Por algo será que son muchos los que buscan dejar atrás los paraísos proletarios. Venezolanos, nicaragüenses, cubanos e incluso chinos tienen como meta este país. Estados Unidos es tal vez la nación más vilipendiada del mundo y en esa campaña participan lamentablemente algunos de sus ciudadanos naturales y adoptivos, al intentar importar propuestas políticas inspiradas en odios y resentimientos que solo han cosechado fracasos donde han sido impuestas.
Es cierto que el sueño americano no es alcanzado por todos, pero es posible soñar, cuando en otros lugares solo se viven pesadillas
Muchos de los logros más grandes de la mente humana son cosecha estadounidense, no porque sus naturales sean particularmente sabios, sino porque existe el contexto necesario para que los ilustrados desarrollen su talento. Una cantidad considerable de los avances sociales y humanitarios se han originado aquí, o se han estructurado mejor, por las mismas razones que han hecho posible los progresos científicos.
Los extremos son una amenaza real para cualquier sociedad. No importa la ideología que subyazca en cada tendencia. Esas corrientes solo promueven quebrantar la identidad nacional y destruir los valores sobre los que se sostiene la nación, los cuales, a pesar de sus imperfecciones, son referencia para muchos países.

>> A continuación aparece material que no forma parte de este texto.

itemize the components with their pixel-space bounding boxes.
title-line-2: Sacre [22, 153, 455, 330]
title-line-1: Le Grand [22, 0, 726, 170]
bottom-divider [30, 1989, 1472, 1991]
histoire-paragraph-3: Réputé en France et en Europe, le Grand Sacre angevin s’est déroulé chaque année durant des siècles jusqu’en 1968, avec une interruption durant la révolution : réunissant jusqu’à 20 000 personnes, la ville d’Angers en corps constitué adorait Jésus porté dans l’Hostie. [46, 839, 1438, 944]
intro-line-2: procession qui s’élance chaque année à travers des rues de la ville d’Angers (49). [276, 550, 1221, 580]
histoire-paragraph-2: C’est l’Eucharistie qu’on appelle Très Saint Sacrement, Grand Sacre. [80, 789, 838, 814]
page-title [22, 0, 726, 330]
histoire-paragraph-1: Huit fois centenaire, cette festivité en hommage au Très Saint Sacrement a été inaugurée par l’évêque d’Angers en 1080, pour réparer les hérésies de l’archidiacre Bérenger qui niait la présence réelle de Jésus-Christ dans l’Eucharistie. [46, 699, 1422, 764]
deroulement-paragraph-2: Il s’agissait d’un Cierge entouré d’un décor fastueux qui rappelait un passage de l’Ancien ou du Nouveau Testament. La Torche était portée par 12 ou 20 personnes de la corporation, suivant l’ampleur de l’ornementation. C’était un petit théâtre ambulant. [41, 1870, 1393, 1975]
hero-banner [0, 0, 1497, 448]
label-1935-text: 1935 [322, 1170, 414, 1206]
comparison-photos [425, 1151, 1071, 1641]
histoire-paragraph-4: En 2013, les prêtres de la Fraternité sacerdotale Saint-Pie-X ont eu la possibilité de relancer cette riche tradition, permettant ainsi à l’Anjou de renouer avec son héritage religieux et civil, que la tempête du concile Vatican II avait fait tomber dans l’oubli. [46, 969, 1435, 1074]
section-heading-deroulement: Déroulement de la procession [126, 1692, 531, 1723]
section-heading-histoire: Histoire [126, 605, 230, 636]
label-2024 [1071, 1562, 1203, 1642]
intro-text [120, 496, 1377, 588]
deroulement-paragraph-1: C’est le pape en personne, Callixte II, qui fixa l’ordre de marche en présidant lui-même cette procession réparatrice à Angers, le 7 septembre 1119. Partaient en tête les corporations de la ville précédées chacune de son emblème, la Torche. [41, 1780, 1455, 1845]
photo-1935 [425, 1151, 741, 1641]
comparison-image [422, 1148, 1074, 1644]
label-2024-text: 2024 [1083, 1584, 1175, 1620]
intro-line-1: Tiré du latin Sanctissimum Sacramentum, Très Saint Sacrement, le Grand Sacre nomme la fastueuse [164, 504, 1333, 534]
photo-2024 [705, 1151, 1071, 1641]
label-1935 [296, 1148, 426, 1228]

El fascismo y el comunismo, sin importar cómo se mimeticen, así como los ideológicamente indefinibles "supremacistas" de cualquier raza, son una realidad, no una invención cinematográfica. Todos ellos trabajan duro por el objetivo que comparten, que consiste en destruir los fundamentos de tolerancia, comprensión y respeto a las diferencias que caracterizan a los Estados Unidos.
El honorable Abraham Lincoln dijo en el lejano 1838: “Si la destrucción es nuestro destino, nosotros mismos debemos ser su autor y consumador. Como nación de hombres libres, viviremos para siempre o moriremos por suicidio”, una advertencia para tener en cuenta porque en esta nación siempre han coexistido fuerzas centrífugas que buscan su destrucción. Así que estemos alerta para defender el país que nos da abrigo.